Who will read and use the evaluation report? How do we expect data to be collected or the report to be written? And who are the key stakeholders the drafter of the proposal should speak to? In today’s context this is always termed as who to consult. Who is consulted will shape the thinking of the drafter and the outcome of the final proposal and hence this should not be rushed through. Efforts should be made to ensure that the shortlist of those consulted helps to sharpen the thinking and bring in-depth focus to the evaluation report.

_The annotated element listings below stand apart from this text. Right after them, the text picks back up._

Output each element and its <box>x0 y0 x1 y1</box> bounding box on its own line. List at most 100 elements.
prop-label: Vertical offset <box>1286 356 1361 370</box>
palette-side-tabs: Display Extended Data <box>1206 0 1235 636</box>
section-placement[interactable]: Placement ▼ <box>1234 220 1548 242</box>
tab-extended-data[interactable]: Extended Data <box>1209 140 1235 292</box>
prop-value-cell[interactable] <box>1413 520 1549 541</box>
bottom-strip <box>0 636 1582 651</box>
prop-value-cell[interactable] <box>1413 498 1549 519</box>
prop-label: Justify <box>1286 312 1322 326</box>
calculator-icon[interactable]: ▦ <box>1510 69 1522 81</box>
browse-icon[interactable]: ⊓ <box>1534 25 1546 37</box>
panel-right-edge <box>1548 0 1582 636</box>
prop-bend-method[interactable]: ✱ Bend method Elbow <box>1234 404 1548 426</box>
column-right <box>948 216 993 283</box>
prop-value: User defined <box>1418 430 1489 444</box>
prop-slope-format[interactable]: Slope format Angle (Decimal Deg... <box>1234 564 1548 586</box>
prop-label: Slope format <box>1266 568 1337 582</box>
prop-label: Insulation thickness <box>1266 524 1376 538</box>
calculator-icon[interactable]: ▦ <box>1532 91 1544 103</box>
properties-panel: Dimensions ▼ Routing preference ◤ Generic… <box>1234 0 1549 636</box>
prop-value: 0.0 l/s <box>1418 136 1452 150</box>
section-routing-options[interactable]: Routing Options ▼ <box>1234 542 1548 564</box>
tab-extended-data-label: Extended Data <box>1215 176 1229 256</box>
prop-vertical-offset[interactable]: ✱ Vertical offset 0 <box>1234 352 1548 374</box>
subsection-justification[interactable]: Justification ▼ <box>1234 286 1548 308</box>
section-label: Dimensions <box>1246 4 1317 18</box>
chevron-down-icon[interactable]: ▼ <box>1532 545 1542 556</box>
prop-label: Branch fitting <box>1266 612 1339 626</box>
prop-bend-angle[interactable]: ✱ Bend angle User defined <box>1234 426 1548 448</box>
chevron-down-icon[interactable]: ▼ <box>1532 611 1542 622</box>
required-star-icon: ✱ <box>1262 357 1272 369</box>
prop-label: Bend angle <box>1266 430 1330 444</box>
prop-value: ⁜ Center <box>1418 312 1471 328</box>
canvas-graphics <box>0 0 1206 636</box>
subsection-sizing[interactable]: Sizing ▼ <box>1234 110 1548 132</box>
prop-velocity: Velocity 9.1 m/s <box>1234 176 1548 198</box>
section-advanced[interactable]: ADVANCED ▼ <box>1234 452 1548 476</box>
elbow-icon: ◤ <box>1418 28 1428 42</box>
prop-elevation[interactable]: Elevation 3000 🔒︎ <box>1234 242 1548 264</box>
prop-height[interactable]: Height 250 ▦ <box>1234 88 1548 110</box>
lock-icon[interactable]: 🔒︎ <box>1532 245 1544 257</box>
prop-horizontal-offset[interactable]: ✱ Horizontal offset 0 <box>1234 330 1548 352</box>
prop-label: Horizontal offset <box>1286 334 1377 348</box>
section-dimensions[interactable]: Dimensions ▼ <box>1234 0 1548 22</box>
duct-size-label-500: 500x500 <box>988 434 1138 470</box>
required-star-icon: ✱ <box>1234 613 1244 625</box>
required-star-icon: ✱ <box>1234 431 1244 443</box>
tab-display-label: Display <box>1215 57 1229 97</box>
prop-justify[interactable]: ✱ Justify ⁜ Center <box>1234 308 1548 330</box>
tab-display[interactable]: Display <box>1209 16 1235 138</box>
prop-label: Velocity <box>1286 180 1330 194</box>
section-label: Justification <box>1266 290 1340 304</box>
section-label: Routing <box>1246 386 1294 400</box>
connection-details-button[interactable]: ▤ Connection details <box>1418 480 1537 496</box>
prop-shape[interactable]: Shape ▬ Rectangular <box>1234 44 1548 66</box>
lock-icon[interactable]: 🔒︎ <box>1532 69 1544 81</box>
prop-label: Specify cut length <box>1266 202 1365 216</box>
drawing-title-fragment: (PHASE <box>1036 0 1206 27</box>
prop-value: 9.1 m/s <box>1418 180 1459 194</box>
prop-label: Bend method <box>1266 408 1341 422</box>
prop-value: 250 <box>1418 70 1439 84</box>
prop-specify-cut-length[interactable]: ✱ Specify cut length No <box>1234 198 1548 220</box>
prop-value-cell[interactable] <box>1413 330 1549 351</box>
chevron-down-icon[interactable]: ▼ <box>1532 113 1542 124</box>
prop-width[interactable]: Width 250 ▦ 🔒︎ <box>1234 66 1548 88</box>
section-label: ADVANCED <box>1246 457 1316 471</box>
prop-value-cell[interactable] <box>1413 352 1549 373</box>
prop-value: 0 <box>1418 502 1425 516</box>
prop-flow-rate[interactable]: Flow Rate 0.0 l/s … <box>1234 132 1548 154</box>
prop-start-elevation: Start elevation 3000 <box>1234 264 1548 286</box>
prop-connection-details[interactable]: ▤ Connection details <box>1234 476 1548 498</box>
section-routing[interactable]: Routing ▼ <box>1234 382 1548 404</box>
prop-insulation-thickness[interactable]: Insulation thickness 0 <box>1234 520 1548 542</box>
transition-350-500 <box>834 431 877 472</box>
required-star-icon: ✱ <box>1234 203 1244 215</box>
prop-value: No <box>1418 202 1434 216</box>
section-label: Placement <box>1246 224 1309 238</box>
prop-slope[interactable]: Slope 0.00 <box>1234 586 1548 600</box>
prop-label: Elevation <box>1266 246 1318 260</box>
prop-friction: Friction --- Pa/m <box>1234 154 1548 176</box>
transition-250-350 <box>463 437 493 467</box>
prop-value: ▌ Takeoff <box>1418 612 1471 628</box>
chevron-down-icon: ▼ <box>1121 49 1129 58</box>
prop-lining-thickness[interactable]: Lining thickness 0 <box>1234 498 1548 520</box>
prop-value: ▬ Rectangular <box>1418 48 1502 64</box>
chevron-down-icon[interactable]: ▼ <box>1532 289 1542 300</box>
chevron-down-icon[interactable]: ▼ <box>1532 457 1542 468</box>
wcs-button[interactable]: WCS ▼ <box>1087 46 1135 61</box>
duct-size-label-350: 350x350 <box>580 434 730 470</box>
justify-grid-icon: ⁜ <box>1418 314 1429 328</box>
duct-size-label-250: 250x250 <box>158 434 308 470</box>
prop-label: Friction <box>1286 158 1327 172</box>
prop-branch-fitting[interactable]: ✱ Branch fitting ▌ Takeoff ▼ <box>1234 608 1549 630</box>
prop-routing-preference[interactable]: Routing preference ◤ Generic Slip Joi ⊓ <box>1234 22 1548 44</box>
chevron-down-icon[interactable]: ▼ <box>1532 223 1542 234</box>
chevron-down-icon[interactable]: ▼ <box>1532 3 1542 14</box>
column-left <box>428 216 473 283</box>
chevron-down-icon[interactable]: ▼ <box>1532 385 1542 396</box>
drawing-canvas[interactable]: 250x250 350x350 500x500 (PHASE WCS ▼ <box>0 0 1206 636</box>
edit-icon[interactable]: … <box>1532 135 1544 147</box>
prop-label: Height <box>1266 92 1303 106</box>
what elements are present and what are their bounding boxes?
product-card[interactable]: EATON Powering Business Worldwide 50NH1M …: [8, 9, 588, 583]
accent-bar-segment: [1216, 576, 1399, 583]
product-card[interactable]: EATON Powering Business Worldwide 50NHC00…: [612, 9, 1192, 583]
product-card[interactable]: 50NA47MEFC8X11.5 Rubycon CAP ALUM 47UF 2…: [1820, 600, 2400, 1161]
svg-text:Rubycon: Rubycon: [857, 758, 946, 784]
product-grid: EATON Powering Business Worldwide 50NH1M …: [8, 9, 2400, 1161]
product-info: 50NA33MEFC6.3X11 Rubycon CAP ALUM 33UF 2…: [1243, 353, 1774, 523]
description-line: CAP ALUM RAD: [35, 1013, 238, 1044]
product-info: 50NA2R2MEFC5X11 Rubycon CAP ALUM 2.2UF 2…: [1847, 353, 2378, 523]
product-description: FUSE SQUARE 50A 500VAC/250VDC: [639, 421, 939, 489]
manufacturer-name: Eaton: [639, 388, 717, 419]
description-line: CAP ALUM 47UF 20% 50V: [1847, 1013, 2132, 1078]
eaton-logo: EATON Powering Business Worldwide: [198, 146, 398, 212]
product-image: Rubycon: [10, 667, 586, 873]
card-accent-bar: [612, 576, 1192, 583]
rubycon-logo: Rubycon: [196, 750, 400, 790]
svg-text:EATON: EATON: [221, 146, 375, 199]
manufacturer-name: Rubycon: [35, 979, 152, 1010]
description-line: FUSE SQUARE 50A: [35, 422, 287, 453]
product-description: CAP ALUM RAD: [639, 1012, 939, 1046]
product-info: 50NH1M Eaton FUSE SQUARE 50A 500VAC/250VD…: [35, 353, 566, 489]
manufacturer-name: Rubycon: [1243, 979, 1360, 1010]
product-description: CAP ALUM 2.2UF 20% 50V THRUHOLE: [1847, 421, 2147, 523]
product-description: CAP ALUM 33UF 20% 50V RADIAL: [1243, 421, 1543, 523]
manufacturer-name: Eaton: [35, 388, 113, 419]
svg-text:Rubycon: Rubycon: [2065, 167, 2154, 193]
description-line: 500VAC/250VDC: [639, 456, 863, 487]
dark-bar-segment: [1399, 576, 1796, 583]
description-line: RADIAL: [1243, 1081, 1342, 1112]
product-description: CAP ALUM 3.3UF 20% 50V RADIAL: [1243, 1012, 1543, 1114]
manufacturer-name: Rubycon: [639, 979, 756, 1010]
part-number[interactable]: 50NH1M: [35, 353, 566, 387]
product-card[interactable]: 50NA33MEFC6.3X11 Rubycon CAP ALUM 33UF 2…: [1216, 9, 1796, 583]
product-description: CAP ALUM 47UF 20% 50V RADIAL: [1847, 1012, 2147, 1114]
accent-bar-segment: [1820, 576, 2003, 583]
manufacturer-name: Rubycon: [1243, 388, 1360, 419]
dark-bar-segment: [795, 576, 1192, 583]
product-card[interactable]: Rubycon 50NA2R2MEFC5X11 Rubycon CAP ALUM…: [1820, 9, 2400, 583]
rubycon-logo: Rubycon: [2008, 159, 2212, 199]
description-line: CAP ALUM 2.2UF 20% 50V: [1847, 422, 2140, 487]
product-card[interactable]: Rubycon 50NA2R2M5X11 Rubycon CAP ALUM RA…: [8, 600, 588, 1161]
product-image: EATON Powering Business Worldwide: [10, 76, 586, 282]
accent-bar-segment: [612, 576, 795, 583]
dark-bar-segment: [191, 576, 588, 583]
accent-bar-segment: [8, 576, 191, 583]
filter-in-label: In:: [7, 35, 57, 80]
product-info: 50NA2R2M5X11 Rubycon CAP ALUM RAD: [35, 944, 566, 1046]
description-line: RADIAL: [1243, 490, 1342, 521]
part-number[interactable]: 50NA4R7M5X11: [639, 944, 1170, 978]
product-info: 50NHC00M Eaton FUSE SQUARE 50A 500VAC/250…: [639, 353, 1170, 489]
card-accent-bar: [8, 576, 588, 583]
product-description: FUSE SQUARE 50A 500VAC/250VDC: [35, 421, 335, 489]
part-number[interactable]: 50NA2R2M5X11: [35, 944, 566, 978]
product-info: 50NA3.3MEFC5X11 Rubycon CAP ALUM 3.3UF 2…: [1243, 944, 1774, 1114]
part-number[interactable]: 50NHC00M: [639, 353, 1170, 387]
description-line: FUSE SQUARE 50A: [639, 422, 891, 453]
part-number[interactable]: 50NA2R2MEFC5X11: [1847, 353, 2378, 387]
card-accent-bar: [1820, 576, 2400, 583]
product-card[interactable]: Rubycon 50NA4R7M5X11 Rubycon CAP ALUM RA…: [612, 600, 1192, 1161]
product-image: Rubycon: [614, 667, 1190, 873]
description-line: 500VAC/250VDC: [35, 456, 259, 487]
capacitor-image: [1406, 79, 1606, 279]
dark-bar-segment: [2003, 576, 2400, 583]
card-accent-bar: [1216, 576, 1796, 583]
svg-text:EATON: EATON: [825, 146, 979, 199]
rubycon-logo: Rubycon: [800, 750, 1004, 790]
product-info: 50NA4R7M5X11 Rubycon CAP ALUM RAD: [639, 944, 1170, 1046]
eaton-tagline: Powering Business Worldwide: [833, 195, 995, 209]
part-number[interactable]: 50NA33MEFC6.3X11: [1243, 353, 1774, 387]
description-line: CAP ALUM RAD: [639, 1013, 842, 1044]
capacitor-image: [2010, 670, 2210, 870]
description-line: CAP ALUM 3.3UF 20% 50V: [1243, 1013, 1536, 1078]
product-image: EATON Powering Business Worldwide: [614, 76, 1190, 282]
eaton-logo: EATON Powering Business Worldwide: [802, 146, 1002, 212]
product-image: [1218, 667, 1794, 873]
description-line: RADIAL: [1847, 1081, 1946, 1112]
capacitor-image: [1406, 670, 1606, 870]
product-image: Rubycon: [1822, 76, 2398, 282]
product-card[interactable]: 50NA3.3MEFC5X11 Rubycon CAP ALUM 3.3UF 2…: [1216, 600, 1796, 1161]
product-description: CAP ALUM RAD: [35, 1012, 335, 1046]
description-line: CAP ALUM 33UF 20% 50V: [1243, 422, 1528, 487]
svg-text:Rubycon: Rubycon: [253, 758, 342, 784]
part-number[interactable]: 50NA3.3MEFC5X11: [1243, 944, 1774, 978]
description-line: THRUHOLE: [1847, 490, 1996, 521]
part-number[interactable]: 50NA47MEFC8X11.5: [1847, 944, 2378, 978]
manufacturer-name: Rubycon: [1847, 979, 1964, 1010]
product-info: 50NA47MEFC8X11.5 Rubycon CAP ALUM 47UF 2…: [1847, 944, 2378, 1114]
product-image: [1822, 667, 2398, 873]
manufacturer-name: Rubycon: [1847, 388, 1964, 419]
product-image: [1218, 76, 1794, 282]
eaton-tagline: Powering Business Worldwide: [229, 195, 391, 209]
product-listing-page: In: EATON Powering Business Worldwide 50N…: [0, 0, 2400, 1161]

Besides good questions, there are often situations where an agency, a service or a program is required to show evidence that it has exercised a standard of care. For example, a report may require evidence that a program is providing the appropriate care, appropriate reason and appropriate plan for the right client. Appropriate here would mean safe, ethical and effective care.
So how would we show evidence of this requirement? These could be ways of doing this – (i) Show relevant procedure documents, policy documents and training materials; (ii) Provide a sample of the actual documentation; (iii) Describe or explain the process of how an assessment is made and the follow up actions.
What should the documentation show? It should show that there is proper assessment, a plan that is followed and reviewed, and the evaluation of interventions and outcomes. Assessment and evaluation must be made by persons with the appropriate knowledge, skill and judgment.
Each requirement or cluster of requirements will aim to confirm one key domain in the standard of care or a key concern such as safeguarding the dignity of the person. It is important to explain the understanding behind a particular practice and how the practice complies with the standard of care.
Evidence should also show the interrelationships that support the clients. Documentation should demonstrate (i) communication and respect for the clients; (ii) accountability of staff and the program and (iii) attention to the care, safety and welfare of the clients.
Documentation is used to communicate among those involved in the care of the client. It establishes the facts and circumstances related to the care given and assists in the recall of details in a specific situation. As such, documentation should be clear, concise, factual, objective, timely and legible.
Integral to due diligence is decision making by the appropriate level of authority or professional practice. By this we mean that an appropriate person is assigned specific levels of decisions and based on a set of professional principles that are documented.
Good practice begins with taking time to ask good questions. It continues with documenting the planning, implementation and decision making process. Safe practice is about being professionally and ethically accountable and delivering services to clients right to the last mile.